The student committee advocating for the creation of an Innovation for Social Change secondary field will submit the first draft of the proposed curriculum this Friday to the Associate Dean of Undergraduate Education Noel Bisson.
The secondary concentration, according to the students spearheading the proposal, aims to “provide students with an interdisciplinary approach to thinking critically about solving societal problems using focused learning, action, and reflection.”
Following the draft submission, the Dean and the student committee will work together to achieve a final curriculum, which they hope to complete by the end of the school year.
A team of students, former School of Engineering and Applied Sciences Dean Venkatesh “Venky” Narayanamurti, and Physics Professor David A. Weitz are currently working together to draft the proposal by the end of the week.
On Monday, four leaders of the student group met with University President Drew G. Faust to pitch their idea, gain Faust’s support, and ask for advice. According to the head of the student committee, Emily K. Harburg ’11, Faust encouraged the students to continue their efforts, and the president said she plans to help them connect with faculty members relevant to the field.
Since their introductory meeting on April 7, the students have assembled a standing committee of 11 faculty members to present their plan to Bisson, exceeding their original goal of 10 members. The committee includes faculty from the psychology, anthropology, and sociology departments as well as several departments across the humanities.
“We are honored to have the support of these faculty members, who are devoted to working with us and getting this proposed secondary passed,” said Kara M. Kubarych ’13, the chair of the faculty outreach sub-committee for the group.

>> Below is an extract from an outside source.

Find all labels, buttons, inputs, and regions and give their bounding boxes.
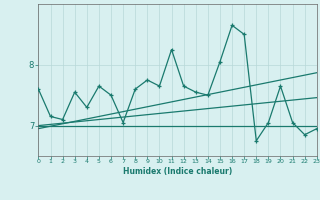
X-axis label: Humidex (Indice chaleur): Humidex (Indice chaleur) xyxy=(123,167,232,176)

Kubarych added that the group is “confident that the faculty will champion this ground-breaking new program for Harvard undergrads.”
Three faculty members on the standing committee who have formally announced their support are Anthropology Professor Mary M. Steedly, Psychology Professor Ellen J. Langer, and Calestous Juma, professor of the practice of international development at Harvard Kennedy School.

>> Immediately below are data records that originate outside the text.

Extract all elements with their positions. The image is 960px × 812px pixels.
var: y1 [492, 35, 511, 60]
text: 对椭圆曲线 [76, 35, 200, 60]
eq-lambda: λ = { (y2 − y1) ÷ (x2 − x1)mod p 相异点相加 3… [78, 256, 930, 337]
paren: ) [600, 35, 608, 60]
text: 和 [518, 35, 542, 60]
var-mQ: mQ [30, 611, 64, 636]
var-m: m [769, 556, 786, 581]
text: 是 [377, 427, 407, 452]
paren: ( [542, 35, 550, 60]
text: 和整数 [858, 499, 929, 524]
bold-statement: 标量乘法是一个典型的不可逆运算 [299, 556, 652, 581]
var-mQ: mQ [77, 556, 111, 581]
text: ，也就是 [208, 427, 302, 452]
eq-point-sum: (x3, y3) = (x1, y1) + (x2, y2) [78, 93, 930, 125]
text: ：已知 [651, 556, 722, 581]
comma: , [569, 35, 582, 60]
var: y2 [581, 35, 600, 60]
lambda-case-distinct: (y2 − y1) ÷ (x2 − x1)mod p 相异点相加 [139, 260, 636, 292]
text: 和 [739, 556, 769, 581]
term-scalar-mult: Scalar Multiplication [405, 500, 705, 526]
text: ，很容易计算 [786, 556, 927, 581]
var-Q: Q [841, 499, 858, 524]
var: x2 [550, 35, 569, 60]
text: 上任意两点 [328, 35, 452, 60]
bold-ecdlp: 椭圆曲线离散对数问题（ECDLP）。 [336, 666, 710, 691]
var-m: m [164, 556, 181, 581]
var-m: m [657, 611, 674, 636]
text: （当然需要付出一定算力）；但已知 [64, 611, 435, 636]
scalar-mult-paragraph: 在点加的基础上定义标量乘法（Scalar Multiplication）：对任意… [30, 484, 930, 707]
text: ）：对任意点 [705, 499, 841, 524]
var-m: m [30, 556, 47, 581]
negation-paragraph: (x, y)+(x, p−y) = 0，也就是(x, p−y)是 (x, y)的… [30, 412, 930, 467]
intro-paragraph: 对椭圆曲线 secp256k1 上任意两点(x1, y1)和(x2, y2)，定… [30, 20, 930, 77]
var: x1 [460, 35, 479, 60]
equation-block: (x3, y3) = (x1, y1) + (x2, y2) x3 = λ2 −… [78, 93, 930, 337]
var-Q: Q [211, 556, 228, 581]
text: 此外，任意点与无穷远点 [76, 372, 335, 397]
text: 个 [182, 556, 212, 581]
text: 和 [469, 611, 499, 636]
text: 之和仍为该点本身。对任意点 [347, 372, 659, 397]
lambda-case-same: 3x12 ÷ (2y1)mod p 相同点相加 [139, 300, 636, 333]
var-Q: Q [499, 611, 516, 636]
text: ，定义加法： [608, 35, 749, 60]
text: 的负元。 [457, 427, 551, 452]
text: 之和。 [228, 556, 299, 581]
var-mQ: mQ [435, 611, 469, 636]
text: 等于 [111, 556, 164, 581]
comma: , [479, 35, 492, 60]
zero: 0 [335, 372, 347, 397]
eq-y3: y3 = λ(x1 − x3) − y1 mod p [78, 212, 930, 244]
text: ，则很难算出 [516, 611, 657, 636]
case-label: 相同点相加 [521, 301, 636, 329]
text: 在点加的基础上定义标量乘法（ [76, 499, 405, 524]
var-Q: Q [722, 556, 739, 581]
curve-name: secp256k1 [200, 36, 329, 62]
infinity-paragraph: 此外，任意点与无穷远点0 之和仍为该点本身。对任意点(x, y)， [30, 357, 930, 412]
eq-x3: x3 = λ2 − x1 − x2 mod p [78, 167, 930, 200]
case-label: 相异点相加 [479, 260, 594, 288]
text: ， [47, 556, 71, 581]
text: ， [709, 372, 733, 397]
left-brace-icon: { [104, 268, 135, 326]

“They’re defining their future and the least faculty can do is give them the benefit of the doubt by lending their support,” said Juma, who has previously worked with students from other universities on similar initiatives.
SEAS has also been a key supporter of the students’ efforts and will likely be the administrative house of the secondary concentration, Kubarych said.
On April 10, the Undergraduate Council passed legislation in support of the secondary concentration.
After the group finalizes the curriculum, the students will submit their program to the Faculty for a final vote. Harburg said she hopes the final vote will take place as soon as next semester.